Both techniques should be valuable in encouraging users to try using inferencing software. This has been one of the major barriers in integrating inferencing systems in government agencies and other work places. Familiarity with the inferencing process among Internet users may increase the popularity, and hopefully therefore the resources available for the development of, knowledgebases and inferencing tools generally.
5.6 Conclusion - New legal services via the web
The web creates new opportunities for delivering computerised legal services to lawyers and the public. The wysh project seeks to take maximum advantage of these opportunities in a manner which is capable of developing a momentum beyond the wysh project itself.
The key aspects to achieving this momentum from a user perspective are:
(1) A non-platform or browser specific system for conducting inference sessions using remote knowledgebases.

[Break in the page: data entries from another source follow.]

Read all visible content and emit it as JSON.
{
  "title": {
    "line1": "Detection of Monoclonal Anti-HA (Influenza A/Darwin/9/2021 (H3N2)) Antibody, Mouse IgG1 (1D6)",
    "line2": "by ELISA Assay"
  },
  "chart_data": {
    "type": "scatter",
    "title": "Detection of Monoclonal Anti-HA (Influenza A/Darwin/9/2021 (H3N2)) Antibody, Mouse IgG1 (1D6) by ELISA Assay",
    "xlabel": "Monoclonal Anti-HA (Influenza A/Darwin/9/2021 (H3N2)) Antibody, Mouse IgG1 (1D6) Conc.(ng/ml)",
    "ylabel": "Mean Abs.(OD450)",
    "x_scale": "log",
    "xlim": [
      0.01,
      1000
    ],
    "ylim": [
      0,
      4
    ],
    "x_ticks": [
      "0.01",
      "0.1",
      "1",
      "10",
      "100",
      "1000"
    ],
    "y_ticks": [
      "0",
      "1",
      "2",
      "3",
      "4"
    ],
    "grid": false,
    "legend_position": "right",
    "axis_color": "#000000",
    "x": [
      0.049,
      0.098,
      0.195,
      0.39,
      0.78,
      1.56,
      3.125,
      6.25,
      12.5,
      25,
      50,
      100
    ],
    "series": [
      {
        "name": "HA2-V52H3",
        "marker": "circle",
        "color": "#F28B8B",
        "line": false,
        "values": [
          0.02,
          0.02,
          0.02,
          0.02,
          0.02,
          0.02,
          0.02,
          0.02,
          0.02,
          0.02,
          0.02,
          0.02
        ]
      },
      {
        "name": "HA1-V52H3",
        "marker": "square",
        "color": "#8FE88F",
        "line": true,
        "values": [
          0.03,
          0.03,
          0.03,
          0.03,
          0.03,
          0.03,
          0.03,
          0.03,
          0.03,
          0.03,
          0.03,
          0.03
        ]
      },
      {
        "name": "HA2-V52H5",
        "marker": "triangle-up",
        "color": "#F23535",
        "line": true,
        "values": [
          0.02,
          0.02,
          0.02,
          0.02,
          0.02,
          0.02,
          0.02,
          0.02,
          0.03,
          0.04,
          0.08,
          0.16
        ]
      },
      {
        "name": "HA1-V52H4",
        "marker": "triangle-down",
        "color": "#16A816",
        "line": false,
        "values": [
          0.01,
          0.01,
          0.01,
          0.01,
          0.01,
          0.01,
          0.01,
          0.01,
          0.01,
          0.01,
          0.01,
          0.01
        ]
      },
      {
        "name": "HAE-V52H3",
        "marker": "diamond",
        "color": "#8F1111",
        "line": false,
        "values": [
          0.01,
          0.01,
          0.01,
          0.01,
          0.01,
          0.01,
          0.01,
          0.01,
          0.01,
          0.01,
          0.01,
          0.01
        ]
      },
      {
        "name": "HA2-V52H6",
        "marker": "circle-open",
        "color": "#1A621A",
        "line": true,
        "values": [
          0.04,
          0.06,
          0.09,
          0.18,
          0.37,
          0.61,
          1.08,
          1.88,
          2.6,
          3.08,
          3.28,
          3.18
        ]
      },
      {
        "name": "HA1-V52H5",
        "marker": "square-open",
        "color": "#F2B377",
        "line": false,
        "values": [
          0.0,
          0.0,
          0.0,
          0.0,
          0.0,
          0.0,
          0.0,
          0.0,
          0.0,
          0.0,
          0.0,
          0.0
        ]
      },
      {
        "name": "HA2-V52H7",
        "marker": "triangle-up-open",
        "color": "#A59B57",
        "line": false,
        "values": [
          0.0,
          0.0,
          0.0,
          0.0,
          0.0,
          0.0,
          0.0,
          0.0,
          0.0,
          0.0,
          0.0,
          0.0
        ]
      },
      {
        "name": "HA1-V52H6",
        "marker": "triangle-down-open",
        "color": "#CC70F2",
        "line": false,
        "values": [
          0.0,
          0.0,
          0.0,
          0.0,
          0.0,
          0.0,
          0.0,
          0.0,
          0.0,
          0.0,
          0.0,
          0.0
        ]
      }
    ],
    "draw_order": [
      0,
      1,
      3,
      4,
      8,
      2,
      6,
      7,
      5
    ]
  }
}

(2) A simple self explanatory user interface.
(3) Hypertext links to up-to-date supporting materials to enable users to investigate questions both to determine an appropriate answers and to ensure that the knowledgebase is up-to-date.
(4) Transparent rulebases so that users can satisfy themselves, where unsure, that the rulebase is in fact a correct interpretation of the relevant law.
(5) Ready access from a high usage legal database (AustLII), both from searches and from sections or other nodes within the database.
The key aspects to achieving momentum from a developer perspective are:
(1) Simple invocation of the inference engine.
(2) Simple integration with existing knowledgebases, making any individual developer's task comparatively small.
(3) Simple syntax so that non-programmers can develop knowledgebases.
(4) Tools to assist in developing and maintaining knowledgebases.
The ultimate goal, a web of legal knowledge maintained and extended by distributed unrelated legal knowledge engineers, should be of great benefit to both lawyers and the public.